Pendant ce temps, au cours du week-end, des combattants de l’opposition ont pris d’assaut la capitale syrienne, Damas, forçant le président Bachar el-Assad à fuir et mettant apparemment fin à plus d’un demi-siècle de règne de sa famille sur le pays. Si de nombreux dirigeants mondiaux ont salué la fin du règne d’Assad, des inquiétudes ont été exprimées quant à la suite des événements et aux éventuelles répercussions sur le Moyen-Orient.

Les actifs à risque américains poursuivent leur ascension

Après le bruit entourant l’élection présidentielle de novembre, et les yeux du monde tournés vers l’extérieur, on pourrait pardonner aux investisseurs de penser que la semaine a été relativement calme aux États-Unis. Mais il y a tout de même eu des événements notables.

Sur le front de l’emploi, les chiffres de l’emploi non agricole pour le mois de novembre ont été publiés vendredi, montrant que l’emploi a augmenté de 227 000, ce qui est supérieur à la moyenne mensuelle sur 12 mois, tandis que le taux de chômage a légèrement augmenté, passant de 4,1% à 4,2%. Les chiffres de septembre et d’octobre ont été révisés à la hausse.

Ces chiffres, bons mais pas spectaculaires, sont conformes aux attentes. Le marché des swaps de taux d’intérêt au jour le jour évalue désormais à 85% la probabilité d’une réduction de 25 points de base du taux des fonds fédéraux le 18 décembre. Selon nous, il faudrait que l’indice des prix à la consommation et l’indice des prix à la production du mois de novembre, publiés plus tard dans la semaine, soient étonnamment élevés pour empêcher la Fed de procéder à cette baisse. 

 

Les marchés financiers continuent de réagir positivement au résultat de l’élection, le S&P 500 atteignant des sommets historiques et l’argent affluant vers les actions et les obligations. Selon le fournisseur de données EPFR, les fonds d’actions américains ont enregistré des entrées de près de 140 milliards de dollars depuis la victoire de Trump le 5 novembre, le mois de novembre ayant été le plus fort jamais enregistré. Les fonds obligataires sont également en passe de connaître une année record en termes d’afflux; depuis l’élection, les fonds d’obligations d’entreprises ont attiré plus d’argent que leurs homologues d’obligations d’État.

Toutefois, le sentiment haussier à l’égard des actions et du crédit d’entreprise fait pâle figure par rapport aux cryptomonnaies, le bitcoin ayant franchi la barre des 100 000 USD pour la première fois le 4 décembre. Le dernier pic en date fait suite à la nomination par Donald Trump de Paul Atkins, partisan de la déréglementation et des crypto-monnaies, au poste de président de la Securities and Exchange Commission.
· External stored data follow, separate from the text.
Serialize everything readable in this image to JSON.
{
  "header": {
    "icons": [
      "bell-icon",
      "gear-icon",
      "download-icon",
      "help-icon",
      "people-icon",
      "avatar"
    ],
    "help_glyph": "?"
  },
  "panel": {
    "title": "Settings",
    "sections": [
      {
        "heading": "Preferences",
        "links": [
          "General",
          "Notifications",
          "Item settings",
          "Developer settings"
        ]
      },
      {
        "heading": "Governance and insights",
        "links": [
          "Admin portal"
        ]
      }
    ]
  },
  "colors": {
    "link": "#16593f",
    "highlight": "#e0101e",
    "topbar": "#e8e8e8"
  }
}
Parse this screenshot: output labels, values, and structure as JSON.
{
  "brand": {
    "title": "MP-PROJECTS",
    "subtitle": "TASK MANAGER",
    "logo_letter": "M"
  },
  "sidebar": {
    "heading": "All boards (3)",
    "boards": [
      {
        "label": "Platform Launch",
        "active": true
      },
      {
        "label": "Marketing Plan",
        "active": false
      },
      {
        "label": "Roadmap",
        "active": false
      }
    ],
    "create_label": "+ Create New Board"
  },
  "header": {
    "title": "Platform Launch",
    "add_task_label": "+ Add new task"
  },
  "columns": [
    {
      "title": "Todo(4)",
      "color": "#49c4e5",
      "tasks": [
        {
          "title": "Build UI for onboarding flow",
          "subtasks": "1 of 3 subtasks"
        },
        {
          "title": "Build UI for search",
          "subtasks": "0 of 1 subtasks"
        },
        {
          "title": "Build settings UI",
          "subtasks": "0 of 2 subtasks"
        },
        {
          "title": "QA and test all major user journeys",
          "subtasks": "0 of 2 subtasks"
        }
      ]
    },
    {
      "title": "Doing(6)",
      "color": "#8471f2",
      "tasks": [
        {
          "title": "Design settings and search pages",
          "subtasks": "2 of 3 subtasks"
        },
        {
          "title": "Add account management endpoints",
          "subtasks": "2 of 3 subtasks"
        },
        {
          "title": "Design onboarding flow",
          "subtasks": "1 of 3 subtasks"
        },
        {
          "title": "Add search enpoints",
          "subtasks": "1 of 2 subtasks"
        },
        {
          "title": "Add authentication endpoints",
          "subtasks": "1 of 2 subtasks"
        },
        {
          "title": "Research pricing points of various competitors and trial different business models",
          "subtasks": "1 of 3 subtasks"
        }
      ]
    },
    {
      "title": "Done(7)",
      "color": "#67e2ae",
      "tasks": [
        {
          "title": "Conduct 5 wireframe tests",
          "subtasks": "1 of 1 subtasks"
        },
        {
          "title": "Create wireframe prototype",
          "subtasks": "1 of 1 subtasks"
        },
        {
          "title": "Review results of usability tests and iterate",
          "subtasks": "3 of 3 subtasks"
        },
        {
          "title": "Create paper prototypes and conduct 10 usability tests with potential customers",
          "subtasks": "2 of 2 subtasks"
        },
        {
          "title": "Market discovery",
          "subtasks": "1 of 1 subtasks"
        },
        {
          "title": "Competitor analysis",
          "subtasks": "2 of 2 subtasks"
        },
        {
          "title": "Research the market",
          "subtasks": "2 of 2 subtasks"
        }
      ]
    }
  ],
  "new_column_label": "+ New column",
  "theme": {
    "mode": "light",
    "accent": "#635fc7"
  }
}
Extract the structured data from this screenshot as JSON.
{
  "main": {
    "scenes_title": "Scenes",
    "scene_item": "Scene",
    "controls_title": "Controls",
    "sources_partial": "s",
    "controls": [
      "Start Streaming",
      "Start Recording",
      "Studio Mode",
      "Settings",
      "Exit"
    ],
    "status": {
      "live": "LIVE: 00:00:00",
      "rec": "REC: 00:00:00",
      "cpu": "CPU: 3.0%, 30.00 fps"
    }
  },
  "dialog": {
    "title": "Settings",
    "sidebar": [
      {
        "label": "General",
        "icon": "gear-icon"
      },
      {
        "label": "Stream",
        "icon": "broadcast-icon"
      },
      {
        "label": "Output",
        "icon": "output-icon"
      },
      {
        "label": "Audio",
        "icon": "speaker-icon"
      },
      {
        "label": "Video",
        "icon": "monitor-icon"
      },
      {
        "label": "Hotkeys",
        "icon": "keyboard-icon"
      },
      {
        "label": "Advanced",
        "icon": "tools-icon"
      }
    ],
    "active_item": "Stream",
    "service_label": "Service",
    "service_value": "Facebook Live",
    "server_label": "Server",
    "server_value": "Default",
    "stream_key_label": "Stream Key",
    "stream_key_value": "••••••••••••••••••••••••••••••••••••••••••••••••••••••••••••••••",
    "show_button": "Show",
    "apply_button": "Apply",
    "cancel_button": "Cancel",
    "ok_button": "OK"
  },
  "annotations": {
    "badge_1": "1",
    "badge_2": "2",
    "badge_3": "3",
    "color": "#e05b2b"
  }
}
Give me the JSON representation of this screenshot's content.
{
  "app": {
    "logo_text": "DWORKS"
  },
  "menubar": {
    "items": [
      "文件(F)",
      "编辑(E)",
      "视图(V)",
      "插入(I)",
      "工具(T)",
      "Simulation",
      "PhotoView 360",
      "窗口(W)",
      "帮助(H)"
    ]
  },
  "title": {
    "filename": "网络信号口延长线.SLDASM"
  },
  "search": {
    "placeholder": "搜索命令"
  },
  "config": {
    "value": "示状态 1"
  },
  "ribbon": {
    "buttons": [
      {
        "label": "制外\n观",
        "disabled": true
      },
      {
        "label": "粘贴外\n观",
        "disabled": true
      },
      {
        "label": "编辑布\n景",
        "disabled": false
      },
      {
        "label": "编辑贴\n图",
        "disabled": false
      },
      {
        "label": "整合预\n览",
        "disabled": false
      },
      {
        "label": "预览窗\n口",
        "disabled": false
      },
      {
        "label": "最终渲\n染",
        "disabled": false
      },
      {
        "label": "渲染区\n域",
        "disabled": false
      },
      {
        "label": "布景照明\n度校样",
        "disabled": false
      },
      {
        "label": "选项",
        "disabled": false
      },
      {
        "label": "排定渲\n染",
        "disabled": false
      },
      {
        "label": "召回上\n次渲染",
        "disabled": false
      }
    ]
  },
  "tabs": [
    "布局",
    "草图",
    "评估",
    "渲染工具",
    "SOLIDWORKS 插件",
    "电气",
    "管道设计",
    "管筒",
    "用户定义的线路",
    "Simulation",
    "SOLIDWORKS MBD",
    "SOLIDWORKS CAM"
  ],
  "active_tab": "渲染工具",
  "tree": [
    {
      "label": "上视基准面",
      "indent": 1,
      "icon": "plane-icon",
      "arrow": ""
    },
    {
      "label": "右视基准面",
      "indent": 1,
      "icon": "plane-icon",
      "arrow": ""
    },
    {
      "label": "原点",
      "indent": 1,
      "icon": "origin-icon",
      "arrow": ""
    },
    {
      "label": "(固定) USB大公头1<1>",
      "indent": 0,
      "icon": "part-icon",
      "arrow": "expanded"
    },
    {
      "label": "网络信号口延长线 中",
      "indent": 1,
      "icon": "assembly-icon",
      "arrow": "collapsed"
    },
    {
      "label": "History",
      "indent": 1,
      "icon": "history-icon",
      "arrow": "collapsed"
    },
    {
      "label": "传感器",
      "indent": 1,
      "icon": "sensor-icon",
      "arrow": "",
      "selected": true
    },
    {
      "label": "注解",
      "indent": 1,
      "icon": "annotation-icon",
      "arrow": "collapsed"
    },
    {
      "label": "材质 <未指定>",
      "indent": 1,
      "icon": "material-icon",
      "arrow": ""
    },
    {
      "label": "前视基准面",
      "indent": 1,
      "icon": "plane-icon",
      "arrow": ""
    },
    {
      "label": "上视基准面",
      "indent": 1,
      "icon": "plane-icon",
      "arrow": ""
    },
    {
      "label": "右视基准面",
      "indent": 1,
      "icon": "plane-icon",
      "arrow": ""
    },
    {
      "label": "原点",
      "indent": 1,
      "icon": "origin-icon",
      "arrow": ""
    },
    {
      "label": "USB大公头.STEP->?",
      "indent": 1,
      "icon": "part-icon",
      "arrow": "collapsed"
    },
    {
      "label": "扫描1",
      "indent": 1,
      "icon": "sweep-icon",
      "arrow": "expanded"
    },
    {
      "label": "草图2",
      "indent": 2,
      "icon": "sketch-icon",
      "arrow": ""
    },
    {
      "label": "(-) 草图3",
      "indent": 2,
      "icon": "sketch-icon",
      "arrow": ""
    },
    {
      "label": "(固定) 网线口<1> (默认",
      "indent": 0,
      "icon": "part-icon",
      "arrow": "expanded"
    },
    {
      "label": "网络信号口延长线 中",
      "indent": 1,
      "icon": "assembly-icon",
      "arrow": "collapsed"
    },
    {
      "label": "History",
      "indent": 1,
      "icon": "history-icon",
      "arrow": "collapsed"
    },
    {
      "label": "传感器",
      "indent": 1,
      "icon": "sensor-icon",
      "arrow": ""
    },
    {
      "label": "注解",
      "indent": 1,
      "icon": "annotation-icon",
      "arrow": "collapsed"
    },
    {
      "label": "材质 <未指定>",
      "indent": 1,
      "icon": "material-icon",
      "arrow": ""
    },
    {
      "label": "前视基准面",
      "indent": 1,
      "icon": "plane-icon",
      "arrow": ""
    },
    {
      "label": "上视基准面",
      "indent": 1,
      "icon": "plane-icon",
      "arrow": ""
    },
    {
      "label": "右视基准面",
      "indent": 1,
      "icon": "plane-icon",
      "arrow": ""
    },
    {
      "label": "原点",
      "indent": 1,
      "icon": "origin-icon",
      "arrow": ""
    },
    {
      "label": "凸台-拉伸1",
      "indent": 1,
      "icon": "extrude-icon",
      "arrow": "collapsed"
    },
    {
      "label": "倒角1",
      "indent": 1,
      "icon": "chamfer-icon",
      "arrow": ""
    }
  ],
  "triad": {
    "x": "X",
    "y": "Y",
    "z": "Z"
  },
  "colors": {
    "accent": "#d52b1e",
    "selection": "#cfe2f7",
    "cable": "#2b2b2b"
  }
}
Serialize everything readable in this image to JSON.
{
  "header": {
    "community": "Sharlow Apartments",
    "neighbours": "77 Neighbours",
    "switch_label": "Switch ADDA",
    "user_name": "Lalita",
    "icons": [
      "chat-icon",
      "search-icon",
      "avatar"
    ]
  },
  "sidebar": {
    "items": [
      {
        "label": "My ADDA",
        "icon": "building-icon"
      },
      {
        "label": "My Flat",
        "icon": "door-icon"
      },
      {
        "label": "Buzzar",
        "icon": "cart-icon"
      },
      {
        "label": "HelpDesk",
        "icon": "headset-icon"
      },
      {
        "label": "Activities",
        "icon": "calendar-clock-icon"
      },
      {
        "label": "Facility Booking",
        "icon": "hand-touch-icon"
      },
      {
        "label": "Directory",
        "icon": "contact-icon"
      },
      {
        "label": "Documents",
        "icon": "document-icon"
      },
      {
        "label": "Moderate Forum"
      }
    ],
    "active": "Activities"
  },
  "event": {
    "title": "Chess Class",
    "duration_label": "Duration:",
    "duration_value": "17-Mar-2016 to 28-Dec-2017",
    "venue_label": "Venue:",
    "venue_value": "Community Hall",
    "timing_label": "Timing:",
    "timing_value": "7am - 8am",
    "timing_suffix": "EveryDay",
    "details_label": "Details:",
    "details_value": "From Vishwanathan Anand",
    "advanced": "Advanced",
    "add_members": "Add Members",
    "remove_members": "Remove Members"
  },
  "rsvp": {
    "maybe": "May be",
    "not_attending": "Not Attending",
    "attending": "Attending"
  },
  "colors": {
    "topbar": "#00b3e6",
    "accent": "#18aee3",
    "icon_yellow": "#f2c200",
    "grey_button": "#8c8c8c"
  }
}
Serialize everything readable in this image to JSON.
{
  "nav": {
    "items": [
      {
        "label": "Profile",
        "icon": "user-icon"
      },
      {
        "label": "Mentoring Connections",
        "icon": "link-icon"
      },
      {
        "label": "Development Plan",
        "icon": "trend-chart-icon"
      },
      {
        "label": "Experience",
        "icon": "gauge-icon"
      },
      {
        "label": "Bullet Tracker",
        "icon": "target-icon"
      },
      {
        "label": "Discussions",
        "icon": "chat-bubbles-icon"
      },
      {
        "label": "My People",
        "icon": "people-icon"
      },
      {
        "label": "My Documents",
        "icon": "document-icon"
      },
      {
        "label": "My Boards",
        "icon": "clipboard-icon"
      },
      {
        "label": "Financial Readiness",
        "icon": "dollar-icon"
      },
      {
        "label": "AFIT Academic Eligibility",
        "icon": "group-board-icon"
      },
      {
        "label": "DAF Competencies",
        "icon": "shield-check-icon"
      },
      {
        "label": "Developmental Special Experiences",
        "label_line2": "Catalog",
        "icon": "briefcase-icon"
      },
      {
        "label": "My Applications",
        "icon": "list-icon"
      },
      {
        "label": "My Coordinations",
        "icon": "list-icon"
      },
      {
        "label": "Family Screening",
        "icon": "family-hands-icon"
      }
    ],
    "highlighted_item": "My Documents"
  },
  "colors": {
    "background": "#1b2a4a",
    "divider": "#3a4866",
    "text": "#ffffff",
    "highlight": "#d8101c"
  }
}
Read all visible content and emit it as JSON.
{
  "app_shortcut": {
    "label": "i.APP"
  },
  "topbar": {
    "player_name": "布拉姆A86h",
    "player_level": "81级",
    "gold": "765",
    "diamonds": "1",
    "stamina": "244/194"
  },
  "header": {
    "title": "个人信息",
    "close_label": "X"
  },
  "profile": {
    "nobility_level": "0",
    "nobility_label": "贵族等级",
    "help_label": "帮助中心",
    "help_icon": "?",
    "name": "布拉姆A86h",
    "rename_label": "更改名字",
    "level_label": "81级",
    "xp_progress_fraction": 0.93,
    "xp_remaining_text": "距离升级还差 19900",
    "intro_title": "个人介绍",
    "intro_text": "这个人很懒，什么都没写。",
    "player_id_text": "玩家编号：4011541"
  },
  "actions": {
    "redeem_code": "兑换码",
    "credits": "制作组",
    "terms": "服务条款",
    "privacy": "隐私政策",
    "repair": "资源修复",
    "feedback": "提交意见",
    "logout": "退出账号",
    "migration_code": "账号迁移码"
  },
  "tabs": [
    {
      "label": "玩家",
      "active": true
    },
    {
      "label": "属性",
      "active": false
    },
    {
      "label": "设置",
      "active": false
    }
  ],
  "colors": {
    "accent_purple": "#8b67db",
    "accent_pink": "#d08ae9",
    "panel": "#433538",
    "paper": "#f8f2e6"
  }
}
Le bitcoin a augmenté d’environ 45% depuis l’élection.

Malgré l’optimisme de nombreux investisseurs, de nombreux capitaux continuent d’affluer vers les fonds du marché monétaire. Les actifs des fonds du marché monétaire (MMF) américains ont augmenté de 196,1 milliards de dollars US en novembre, dépassant pour la première fois les 7’000 milliards de dollars US.

Si, comme cela semble logique, les fonds monétaires sont délaissés à mesure que les taux continuent de baisser, cela pourrait soutenir les actifs à risque en 2025, malgré les records atteints par les actions et le resserrement des écarts de crédit.